Cows, Pigs, Wars, and Witches by Marvin Harris

Cows, Pigs, Wars, and Witches by Marvin Harris

Author:Marvin Harris [Harris, Marvin]
Language: eng
Format: epub, mobi
ISBN: 978-0-307-80122-7
Publisher: Knopf Doubleday Publishing Group
Published: 2011-07-05T16:00:00+00:00


To questions about when natives could expect electricity, the administrators replied that they would get it as soon as they were able to pay for it and not before. Yali became very bitter. The government had lied as badly as the missionaries.

Upon his return from Port Moresby, Yali entered into a secret alliance with the cargo prophet Gurek. Under Yali’s protection, Gurek spread the word that the New Guinea deities, not the Christian deities, were the true source of cargo. The natives must abandon Christianity and go back to their pagan practices in order to acquire wealth and happiness. Traditional rituals and artifacts as well as pig husbandry and hunting were to be reintroduced. Male initiation ceremonies were to be performed. In addition, small tables were to be set up, covered with cotton cloth and decorated with bottles filled with flowers. At these shrines (inspired by domestic scenes glimpsed in Australian households), offerings of food and tobacco would induce the pagan deities and the ancestors to send cargo. The ancestors would bring rifles, ammunition, military equipment, horses, and cows. Yali was henceforth to be addressed as King, and Thursday, the day of Yali’s birth, was to replace Sunday as the natives’ Sabbath. Gurek said that Yali could perform miracles, and that he could kill people by spitting at them or cursing them.

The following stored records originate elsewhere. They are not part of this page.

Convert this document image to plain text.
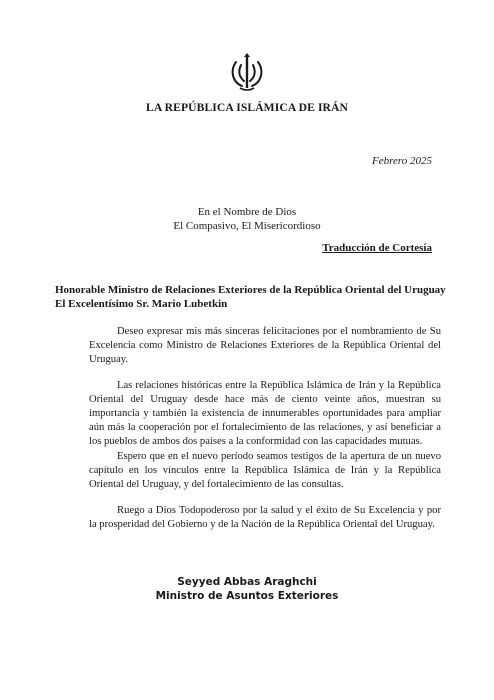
LA REPÚBLICA ISLÁMICA DE IRÁN
Febrero 2025
En el Nombre de Dios
El Compasivo, El Misericordioso
Traducción de Cortesía
Honorable Ministro de Relaciones Exteriores de la República Oriental del Uruguay
El Excelentísimo Sr. Mario Lubetkin

Deseo expresar mis más sinceras felicitaciones por el nombramiento de Su Excelencia como Ministro de Relaciones Exteriores de la República Oriental del Uruguay.

Las relaciones históricas entre la República Islámica de Irán y la República Oriental del Uruguay desde hace más de ciento veinte años, muestran su importancia y también la existencia de innumerables oportunidades para ampliar aún más la cooperación por el fortalecimiento de las relaciones, y así beneficiar a los pueblos de ambos dos países a la conformidad con las capacidades mutuas.

Espero que en el nuevo período seamos testigos de la apertura de un nuevo capítulo en los vínculos entre la República Islámica de Irán y la República Oriental del Uruguay, y del fortalecimiento de las consultas.

Ruego a Dios Todopoderoso por la salud y el éxito de Su Excelencia y por la prosperidad del Gobierno y de la Nación de la República Oriental del Uruguay.

Seyyed Abbas Araghchi
Ministro de Asuntos Exteriores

Yali himself was repeatedly ordered out on patrol to put down the Yali cultists. He used these opportunities to suppress rival prophets and to establish a far-flung network of his own “boss boys” in the villages. He imposed fines and punishments, recruited labor, and maintained his own police force. Yali financed his organization by a clandestine system of redistribution. He promised to be a real big man.

The missionaries kept goading the administrators to get rid of Yali, but they found it hard to prove that he was actually behind the increasingly insolent behavior of the natives. It was even difficult to prove that there was a cargo cult, because the Yali cult members were all instructed to swear that they had no cargo beliefs. The natives were told that if they dared to reveal their cargo activities, the Europeans would steal the New Guinea gods for themselves once again. If the natives were asked about the table and flowers they were to answer that they were merely hoping to beautify their homes like the Europeans do. Whenever Yali was accused of stirring up trouble, he protested that he had nothing to do with the extremists in the villages who misrepresented his own publicly stated convictions.

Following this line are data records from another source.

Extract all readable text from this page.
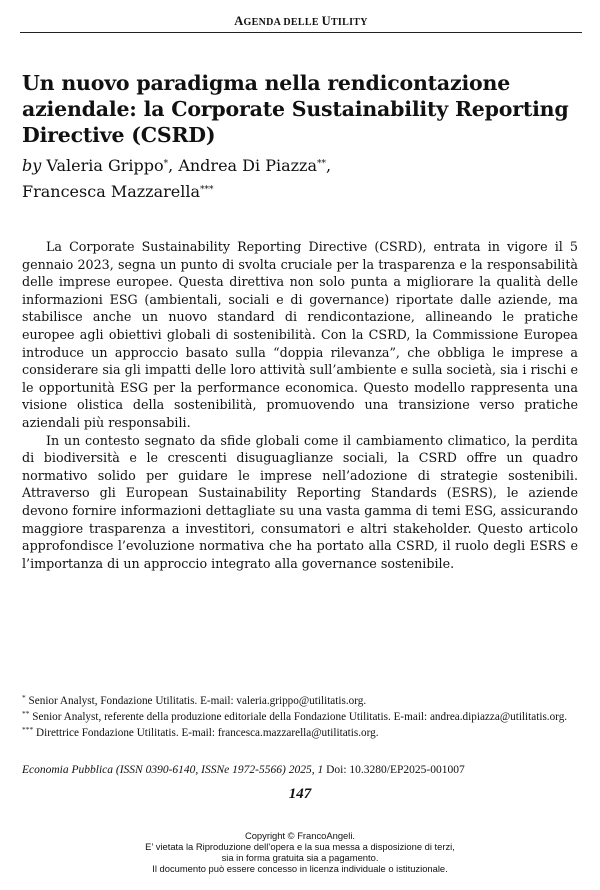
AGENDA DELLE UTILITY
Un nuovo paradigma nella rendicontazione aziendale: la Corporate Sustainability Reporting Directive (CSRD)
by Valeria Grippo*, Andrea Di Piazza**,
Francesca Mazzarella***

La Corporate Sustainability Reporting Directive (CSRD), entrata in vigore il 5 gennaio 2023, segna un punto di svolta cruciale per la trasparenza e la responsabilità delle imprese europee. Questa direttiva non solo punta a migliorare la qualità delle informazioni ESG (ambientali, sociali e di governance) riportate dalle aziende, ma stabilisce anche un nuovo standard di rendicontazione, allineando le pratiche europee agli obiettivi globali di sostenibilità. Con la CSRD, la Commissione Europea introduce un approccio basato sulla “doppia rilevanza”, che obbliga le imprese a considerare sia gli impatti delle loro attività sull’ambiente e sulla società, sia i rischi e le opportunità ESG per la performance economica. Questo modello rappresenta una visione olistica della sostenibilità, promuovendo una transizione verso pratiche aziendali più responsabili.

In un contesto segnato da sfide globali come il cambiamento climatico, la perdita di biodiversità e le crescenti disuguaglianze sociali, la CSRD offre un quadro normativo solido per guidare le imprese nell’adozione di strategie sostenibili. Attraverso gli European Sustainability Reporting Standards (ESRS), le aziende devono fornire informazioni dettagliate su una vasta gamma di temi ESG, assicurando maggiore trasparenza a investitori, consumatori e altri stakeholder. Questo articolo approfondisce l’evoluzione normativa che ha portato alla CSRD, il ruolo degli ESRS e l’importanza di un approccio integrato alla governance sostenibile.

* Senior Analyst, Fondazione Utilitatis. E-mail: valeria.grippo@utilitatis.org.
** Senior Analyst, referente della produzione editoriale della Fondazione Utilitatis. E-mail: andrea.dipiazza@utilitatis.org.
*** Direttrice Fondazione Utilitatis. E-mail: francesca.mazzarella@utilitatis.org.
Economia Pubblica (ISSN 0390-6140, ISSNe 1972-5566) 2025, 1 Doi: 10.3280/EP2025-001007
147
Copyright © FrancoAngeli.
E’ vietata la Riproduzione dell’opera e la sua messa a disposizione di terzi,
sia in forma gratuita sia a pagamento.
Il documento può essere concesso in licenza individuale o istituzionale.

Before long the Australian government was faced with what it regarded as an open rebellion. In 1950 Yali was arrested and tried on charges of incitement to rape and deprivation of the liberty of others. He was convicted and sentenced to six years in jail. Yali’s career did not end, however. Even while he was in jail, Yali cult members kept scanning the horizon, awaiting his triumphant return at the head of a fleet of merchantmen and warships.